Whatever has been going on in the marriage, you should always consider how the news is going to affect your spouse emotionally. Don't let your fear of telling your spouse you want a divorce tempt you to do something that will only make the situation worse.

If there have been discussions of divorce in the past, breaking the news that you've decided to divorce should be met with less conflict, anger, and hurt feelings. If your spouse is unaware of your unhappiness, asking for a divorce will be a hard conversation.

Ways Not to Tell Your Spouse You Want a Divorce

While you may feel your marriage has fallen apart, you should still treat your spouse with respect when telling him or her you desire to divorce, and sometimes respect is hard. Don't skip the divorce conversation and go straight to serving your spouse with divorce papers. This tactic is an easy way out, but the easiness is temporary. By failing to discuss your desire to divorce, and moving forward with the paperwork, you will likely miss out on an amicable split and begin a war.

Another way to not tell your spouse you want a divorce is to pack your bags and leave one day—never to return again. This tactic is not a mature way of dealing with a subject as serious as divorce and dismantling a family. It may send a clear message of "I'm out of here" in a way that can't be misinterpreted, but you will probably find it hard to live with your cowardice once the dust settles.

You need to discuss divorce with your spouse, and your spouse should be the first to know of your intentions to divorce—don't tell your family and friends before the talk. Would you want to find out from your friends and family if the situation was reversed? Divorce is hard enough when it is between two people. By bringing others into it, you make the situation more complicated and will also look foolish.

Dealing with Your Spouse's Reaction

If your spouse is surprised by your desire for a divorce, there will likely be a lot to address once you share your feelings.

Let's look at the situation from the perspective of your feelings: Divorce is something you've been thinking about for a long time. You've already worked your way through feelings of loss, hopelessness, and depression and have now detached from your spouse and the marriage.

When you share you want a divorce with your unknowing spouse, they are going to begin the process of working through the feelings of loss, hopelessness, depression and a myriad of other negative emotions you have already worked through—only they didn't want the divorce.

You are ahead of your spouse in the grieving process.

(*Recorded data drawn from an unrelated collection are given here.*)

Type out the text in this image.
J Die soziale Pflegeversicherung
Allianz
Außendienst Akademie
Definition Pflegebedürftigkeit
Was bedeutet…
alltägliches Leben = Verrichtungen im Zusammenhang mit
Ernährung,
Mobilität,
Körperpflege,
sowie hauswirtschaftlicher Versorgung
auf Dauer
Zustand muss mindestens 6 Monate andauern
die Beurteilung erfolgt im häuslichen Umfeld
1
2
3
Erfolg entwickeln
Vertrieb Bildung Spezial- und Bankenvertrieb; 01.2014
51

I once spoke with a man who was surprised by his wife's reaction to the news he wanted a divorce. He told me she was "fragile" and "seems to be falling apart." He couldn't understand why she wasn't sharing his sense of relief and he had no idea how to live with her behavior.

There can be a huge contrast between what you are feeling and what your spouse will feel with your announcement of your intentions to divorce. You are ready to move on with your life. Your spouse will question how you are ready to move on so quickly and be hurt by the fact you are.

It is helpful to the spouse being left behind if the spouse leaving is able to show compassion and empathy for their pain. It may not be easy to be around the person you've hurt, but taking the time to give your spouse closure is something you won't regret down the road.

Be Mindful of Emotional Harm

When a spouse is left and handed an unwanted divorce, they feel like they've lost control over the path of their marriage and plans for their future. You, the spouse who wants the divorce, are now in control, and if you behave badly toward the spouse you are leaving, this will only promote more conflict and do more emotional harm.

I'm not telling you that you have to like your spouse's reaction. Most likely, there will be a difficult response to your desire to divorce. Showing compassion for what he or she is experiencing, and the transition they are going through will make the process of divorce easier for all involved.